Our patient was given continuous IV saline/NaCl hydration the next few days, while monitoring serum chloride, potassium, bicarbonate and creatinine. In this case, a fluid rich in both sodium (154 mEq/L) and chloride (154 mEq/L) is preferred over balanced solution. Moreover, there is no need to give more bicarbonate (or bicarb precursor- lactate) which is contained in balanced solutions. Repletion of chloride with normal saline (1) restores extracellular volume, normalizes the GFR, improves the urine output, and (2) corrects the metabolic alkalosis by decreasing proximal HCO3– absorption and increasing HCO3– secretion in the distal nephron. The correction of bicarbonate and chloride during the hospital stay can be seen in the figure below:
By his 6th day of hospitalization, IV fluids were discontinued, urine output improved to over a liter per day and serum creatinine was back to baseline at 1.7 mg/dL.
E. Take Home Points
- Secretion of HCl into the gastric lumen generates an equal amount of HCO3. During vomiting, this HCO3– is added to the ECF as Cl– is removed from the body.

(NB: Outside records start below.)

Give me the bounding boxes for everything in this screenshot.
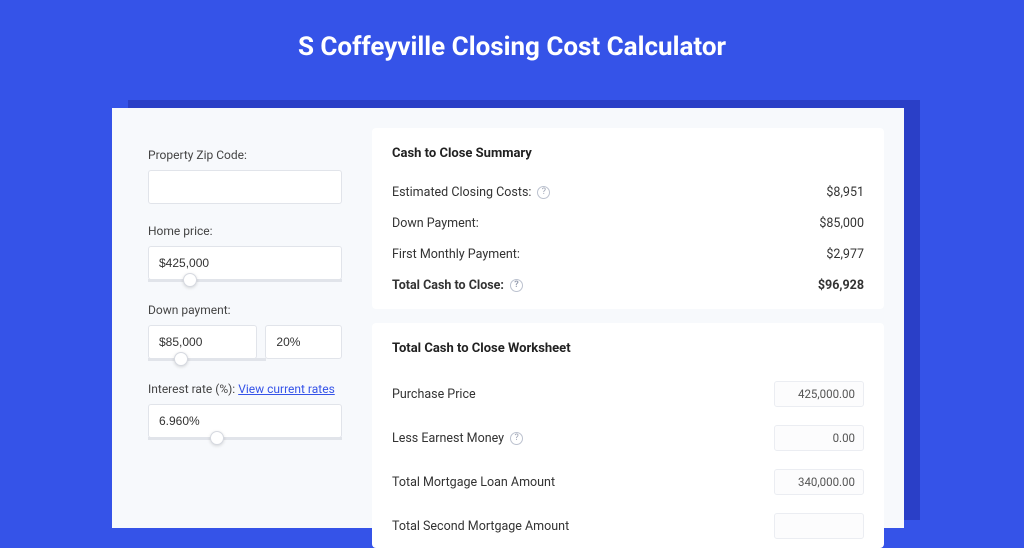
worksheet-row-purchase-price: Purchase Price 425,000.00 [392,372,864,416]
worksheet-label: Purchase Price [392,387,476,402]
slider-track [148,279,342,282]
interest-rate-field-group: Interest rate (%): View current rates [148,382,342,441]
summary-value: $2,977 [826,247,864,262]
slider-thumb[interactable] [210,431,224,445]
view-rates-link[interactable]: View current rates [238,382,335,396]
worksheet-label: Less Earnest Money [392,431,504,446]
summary-label: Total Cash to Close: [392,278,504,293]
home-price-input[interactable] [148,246,342,280]
summary-title: Cash to Close Summary [392,146,864,161]
worksheet-value[interactable]: 0.00 [774,425,864,451]
slider-track [148,358,266,361]
interest-rate-slider[interactable] [148,437,342,441]
worksheet-value[interactable]: 340,000.00 [774,469,864,495]
worksheet-label: Total Mortgage Loan Amount [392,475,555,490]
home-price-field-group: Home price: [148,224,342,283]
down-payment-amount-input[interactable] [148,325,257,359]
slider-thumb[interactable] [183,273,197,287]
help-icon[interactable]: ? [510,279,523,292]
interest-rate-label-text: Interest rate (%): [148,382,235,396]
home-price-slider[interactable] [148,279,342,283]
zip-field-group: Property Zip Code: [148,148,342,204]
worksheet-row-earnest-money: Less Earnest Money ? 0.00 [392,416,864,460]
zip-input[interactable] [148,170,342,204]
results-column: Cash to Close Summary Estimated Closing … [360,128,896,528]
help-icon[interactable]: ? [510,432,523,445]
down-payment-field-group: Down payment: [148,303,342,362]
zip-label: Property Zip Code: [148,148,342,162]
summary-row-total: Total Cash to Close: ? $96,928 [392,270,864,301]
home-price-label: Home price: [148,224,342,238]
slider-thumb[interactable] [174,352,188,366]
summary-label: First Monthly Payment: [392,247,520,262]
summary-value: $85,000 [819,216,864,231]
worksheet-label: Total Second Mortgage Amount [392,519,569,534]
down-payment-slider[interactable] [148,358,266,362]
down-payment-pct-input[interactable] [265,325,342,359]
down-payment-label: Down payment: [148,303,342,317]
worksheet-row-mortgage-loan: Total Mortgage Loan Amount 340,000.00 [392,460,864,504]
worksheet-row-second-mortgage: Total Second Mortgage Amount [392,504,864,548]
interest-rate-label: Interest rate (%): View current rates [148,382,342,396]
summary-value: $8,951 [826,185,864,200]
worksheet-card: Total Cash to Close Worksheet Purchase P… [372,323,884,548]
worksheet-value[interactable]: 425,000.00 [774,381,864,407]
inputs-column: Property Zip Code: Home price: Down paym… [120,128,360,528]
summary-label: Estimated Closing Costs: [392,185,531,200]
interest-rate-input[interactable] [148,404,342,438]
worksheet-value[interactable] [774,513,864,539]
slider-track [148,437,342,440]
help-icon[interactable]: ? [537,186,550,199]
summary-row-closing-costs: Estimated Closing Costs: ? $8,951 [392,177,864,208]
worksheet-title: Total Cash to Close Worksheet [392,341,864,356]
page-title: S Coffeyville Closing Cost Calculator [0,0,1024,86]
summary-value: $96,928 [818,278,864,293]
summary-row-monthly-payment: First Monthly Payment: $2,977 [392,239,864,270]
calculator-panel: Property Zip Code: Home price: Down paym… [112,108,904,528]
summary-row-down-payment: Down Payment: $85,000 [392,208,864,239]
summary-card: Cash to Close Summary Estimated Closing … [372,128,884,309]
summary-label: Down Payment: [392,216,479,231]
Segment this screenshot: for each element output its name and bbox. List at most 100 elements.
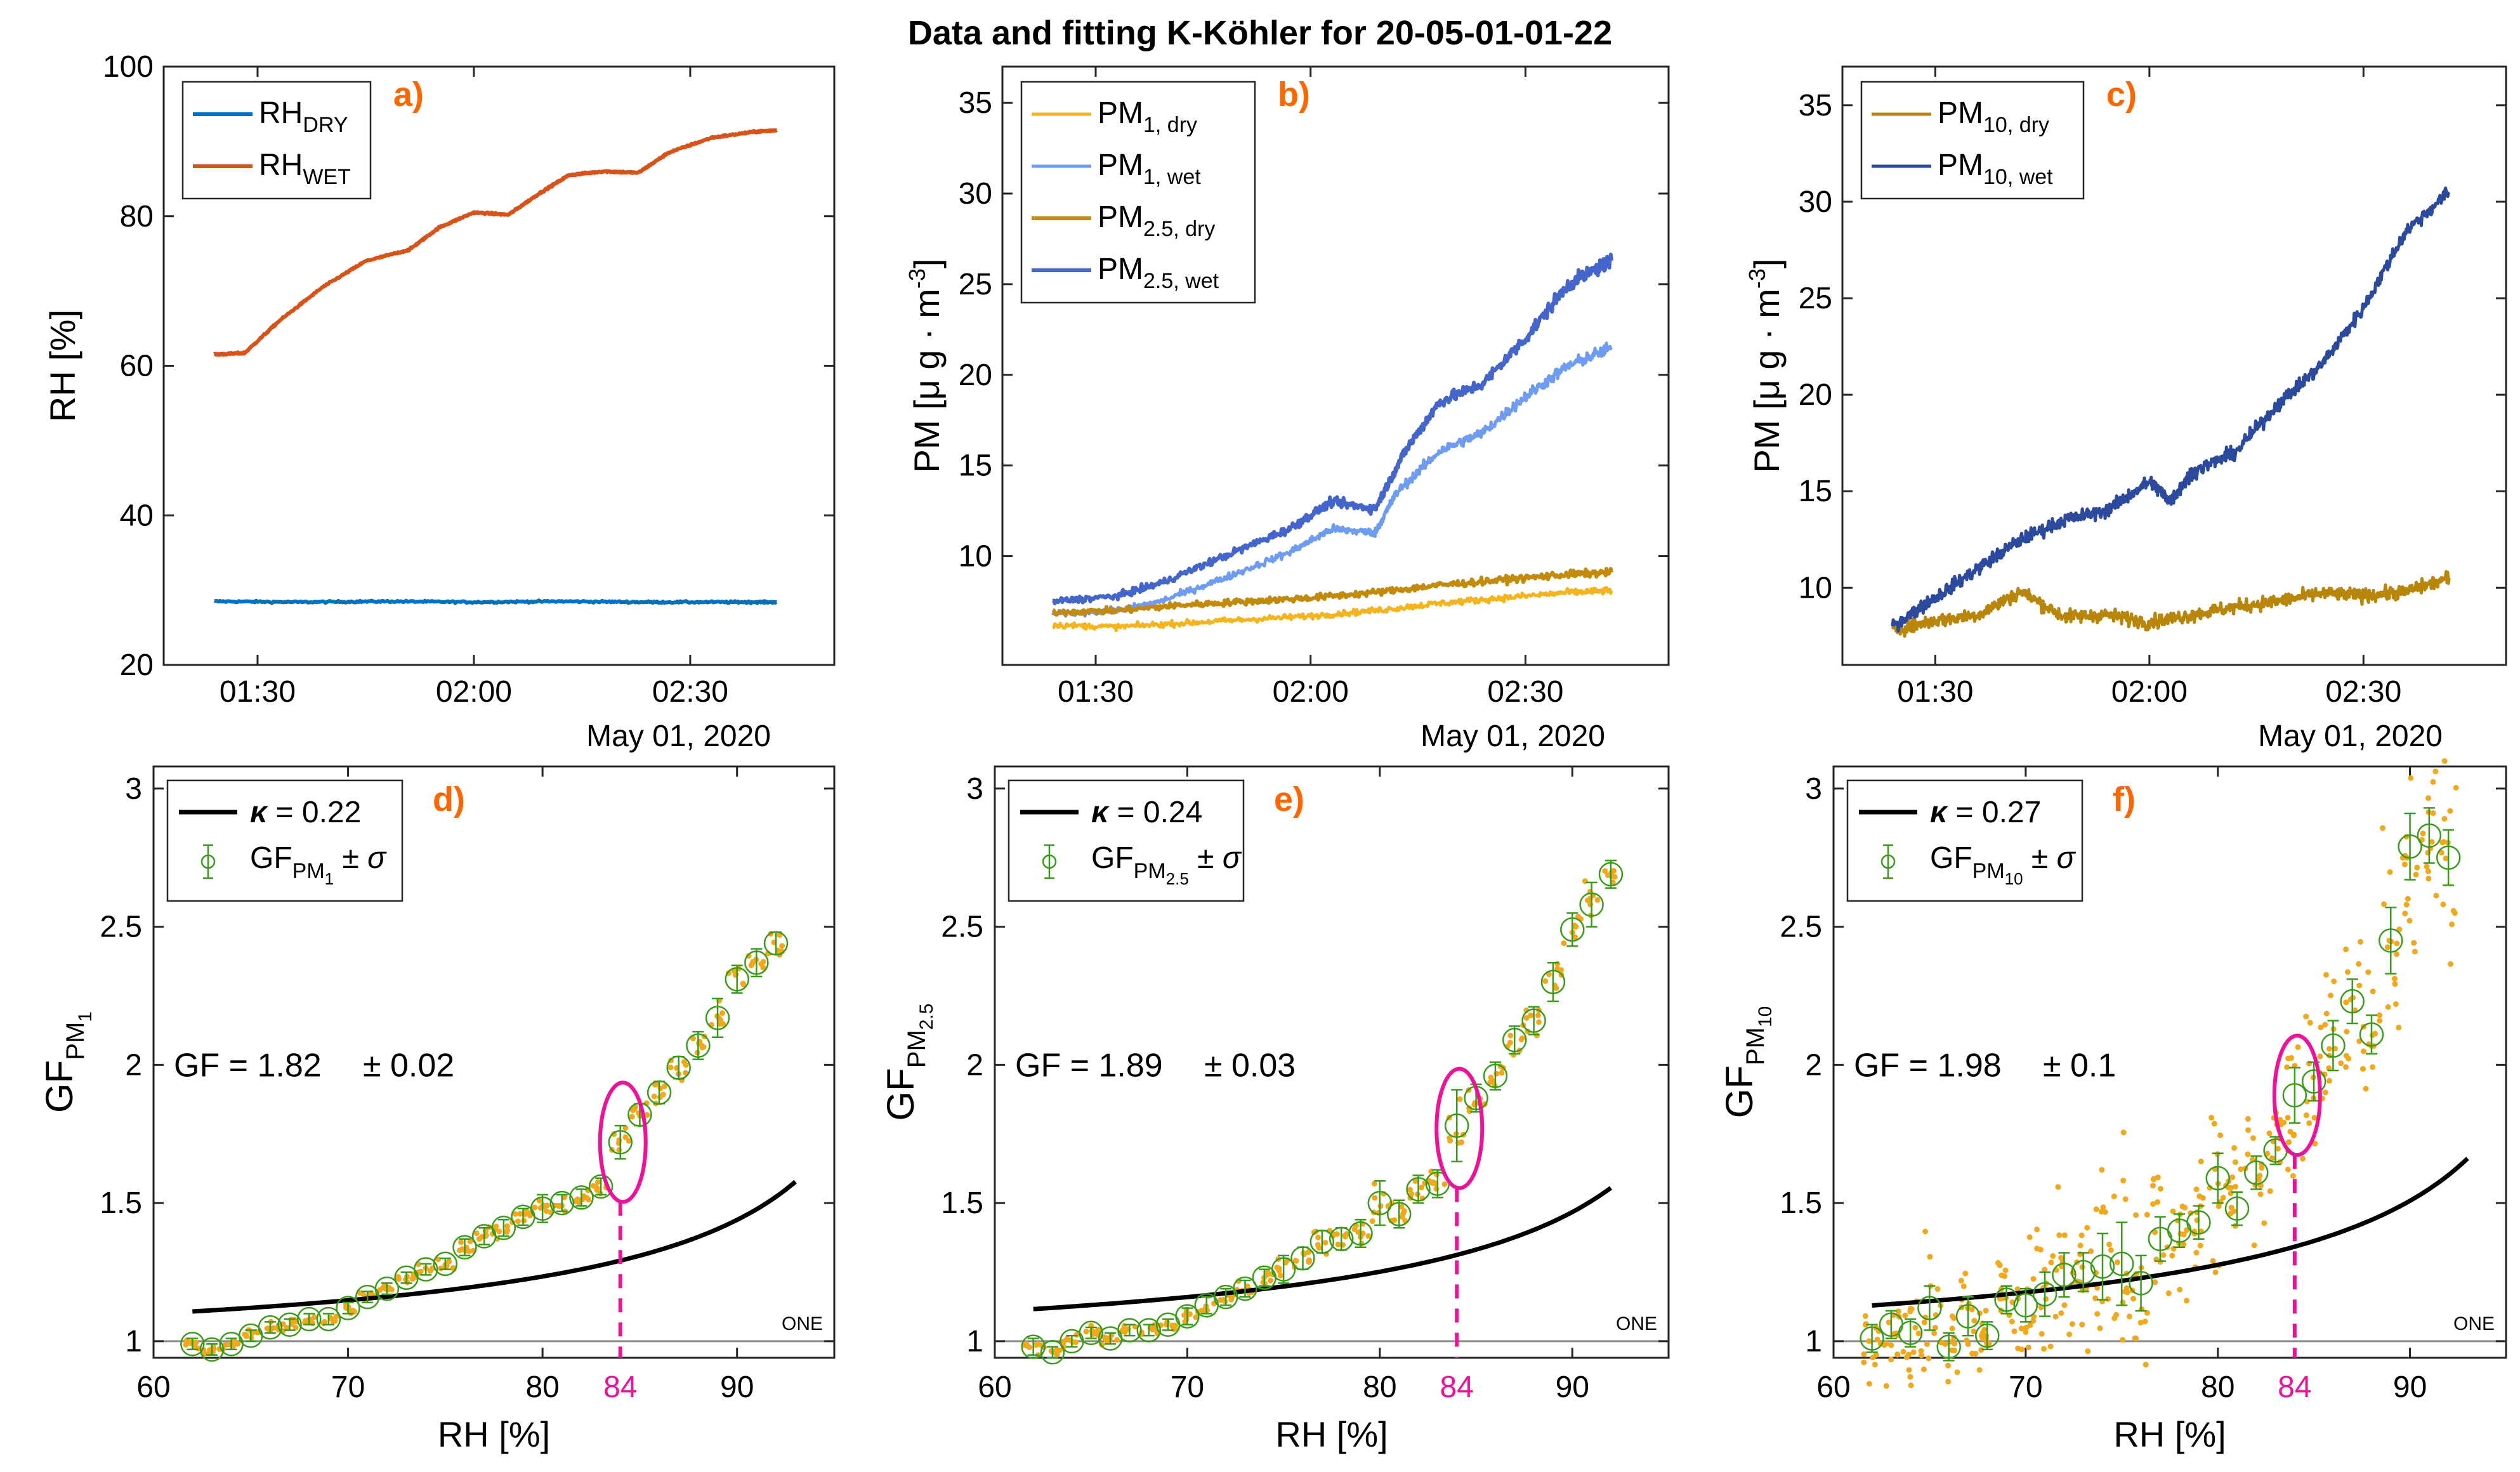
- scatter-point-e: [1408, 1191, 1415, 1197]
- legend-main: PM: [1938, 96, 1983, 130]
- ylabel-subsub: 2.5: [916, 1003, 937, 1030]
- legend-sub: WET: [303, 165, 351, 189]
- scatter-point-f: [2052, 1313, 2059, 1320]
- scatter-point-f: [1921, 1319, 1927, 1325]
- scatter-point-f: [2079, 1264, 2085, 1270]
- scatter-point-f: [2392, 981, 2398, 987]
- scatter-point-d: [657, 1094, 663, 1100]
- x-tick-label-b: 02:00: [1273, 675, 1349, 709]
- ylabel-sub: PM: [1742, 1027, 1769, 1065]
- gf-marker-e: [1040, 1340, 1065, 1365]
- scatter-point-e: [1572, 934, 1578, 940]
- panel-tag-f: f): [2113, 780, 2136, 818]
- legend-sub: 2.5, dry: [1143, 217, 1215, 241]
- x-tick-label-e: 70: [1171, 1370, 1204, 1404]
- series-line-b: [1052, 586, 1613, 633]
- scatter-point-f: [1903, 1354, 1910, 1360]
- scatter-point-d: [629, 1114, 635, 1120]
- gf-marker-d: [452, 1235, 477, 1260]
- scatter-point-f: [2120, 1178, 2127, 1184]
- y-tick-label-e: 2.5: [941, 910, 983, 944]
- x-axis-label-e: RH [%]: [1275, 1414, 1388, 1454]
- scatter-point-f: [2038, 1331, 2045, 1337]
- scatter-point-d: [532, 1204, 538, 1211]
- scatter-point-f: [2120, 1337, 2126, 1343]
- x-tick-label-f: 70: [2009, 1370, 2042, 1404]
- legend-label-b: PM2.5, wet: [1098, 253, 1219, 293]
- scatter-point-f: [2197, 1242, 2203, 1249]
- scatter-point-f: [2092, 1295, 2099, 1301]
- scatter-point-d: [332, 1318, 338, 1324]
- legend-main: RH: [259, 148, 303, 182]
- gf-marker-f: [2340, 989, 2365, 1014]
- kappa-value: = 0.27: [1947, 796, 2041, 829]
- legend-gf-subsub: 1: [325, 869, 334, 888]
- gf-marker-f: [2301, 1069, 2326, 1094]
- scatter-point-f: [2429, 839, 2435, 845]
- y-tick-label-d: 2: [125, 1048, 142, 1082]
- scatter-point-f: [2152, 1229, 2158, 1235]
- legend-marker-d: [200, 854, 216, 869]
- scatter-point-f: [2212, 1269, 2219, 1275]
- scatter-point-e: [1523, 1015, 1530, 1021]
- x-tick-label-a: 02:30: [652, 675, 728, 709]
- y-tick-label-c: 35: [1799, 89, 1832, 122]
- scatter-point-f: [2396, 1025, 2402, 1030]
- scatter-point-f: [2392, 1001, 2399, 1007]
- legend-label-c: PM10, dry: [1938, 96, 2049, 137]
- scatter-point-f: [1979, 1330, 1986, 1336]
- scatter-point-f: [2453, 785, 2459, 791]
- gf-marker-d: [763, 931, 789, 956]
- gf-marker-f: [2013, 1293, 2038, 1318]
- gf-marker-f: [2321, 1033, 2346, 1058]
- scatter-point-f: [2323, 971, 2329, 978]
- legend-sub: 10, wet: [1983, 165, 2053, 189]
- scatter-point-f: [1902, 1312, 1908, 1318]
- scatter-point-f: [2220, 1195, 2226, 1201]
- gf-marker-f: [2186, 1210, 2211, 1235]
- scatter-point-f: [2306, 1120, 2313, 1126]
- scatter-point-f: [1874, 1336, 1880, 1343]
- highlight-ellipse-e: [1434, 1067, 1485, 1190]
- scatter-point-f: [2061, 1232, 2068, 1239]
- y-tick-label-e: 3: [966, 772, 983, 806]
- scatter-point-f: [2215, 1203, 2222, 1209]
- series-line-b: [1052, 567, 1613, 617]
- scatter-point-f: [2115, 1259, 2121, 1265]
- gf-marker-d: [180, 1331, 205, 1357]
- gf-marker-f: [2436, 845, 2461, 870]
- figure-title: Data and fitting K-Köhler for 20-05-01-0…: [908, 14, 1612, 52]
- scatter-point-e: [1089, 1328, 1095, 1334]
- series-line-b: [1051, 341, 1613, 618]
- scatter-point-f: [2266, 1130, 2273, 1136]
- legend-main: PM: [1098, 200, 1143, 234]
- legend-main: RH: [259, 96, 303, 130]
- scatter-point-d: [504, 1223, 510, 1230]
- scatter-point-f: [1945, 1379, 1952, 1385]
- ylabel-main: GF: [38, 1060, 81, 1113]
- legend-main: PM: [1098, 96, 1143, 130]
- gf-marker-f: [2398, 834, 2422, 859]
- scatter-point-f: [1976, 1367, 1983, 1373]
- scatter-point-d: [718, 1017, 724, 1023]
- panel-tag-d: d): [433, 780, 465, 818]
- scatter-point-d: [457, 1247, 463, 1254]
- series-line-b: [1052, 253, 1613, 605]
- scatter-point-f: [1983, 1308, 1989, 1314]
- scatter-point-f: [2056, 1232, 2063, 1239]
- gf-marker-e: [1329, 1226, 1354, 1251]
- y-tick-label-d: 3: [125, 772, 142, 806]
- highlight-ellipse-f: [2272, 1034, 2322, 1157]
- scatter-point-f: [2391, 976, 2398, 982]
- scatter-point-f: [2286, 1139, 2292, 1145]
- scatter-point-e: [1083, 1329, 1089, 1335]
- x-tick-label-a: 02:00: [436, 675, 512, 709]
- scatter-point-e: [1507, 1039, 1513, 1046]
- legend-main: PM: [1938, 148, 1983, 182]
- scatter-point-d: [504, 1227, 511, 1233]
- y-tick-label-e: 1.5: [941, 1186, 983, 1220]
- scatter-point-d: [284, 1325, 290, 1331]
- gf-marker-e: [1540, 969, 1566, 994]
- scatter-point-f: [2048, 1259, 2054, 1266]
- scatter-point-d: [760, 959, 766, 965]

- Hypochloremic metabolic alkalosis can be divided in 2 phases: bicarbonate generation (via loss of gastric & renal H+) and maintenance of increased serum bicarbonate levels.
- Loop diuretics can affect renal handling of electrolytes, which can lead to increased bicarbonate absorption.
- Hypochloremic metabolic alkalosis is repaired by chloride repletion. In circumstances that are not responsive to traditional chloride rich fluids, an infusion of hydrochloric acid can be considered to both reduce serum pH and increase serum chloride.
Reviewed and edited by Joel Topf, Sayna Norouzi, Dominique Tomacruz, Chi Chu, Alejandro Meraz, Kartik Kalra, Nasim Wiegley, Sudha Mannemuddhu, Jamie Willows, Matthew A. Sparks
This is a great case to discuss hypochloremic metabolic alkalosis. I would like to add that part of the mechanism is a protein Pendrin which is a chloride/bicarb exchanger in the collecting tubule. When patients are chloride depleted due to vomiting or diuretic use they are unable to exchange chloride for bicarb and bicarb accumulates in the blood.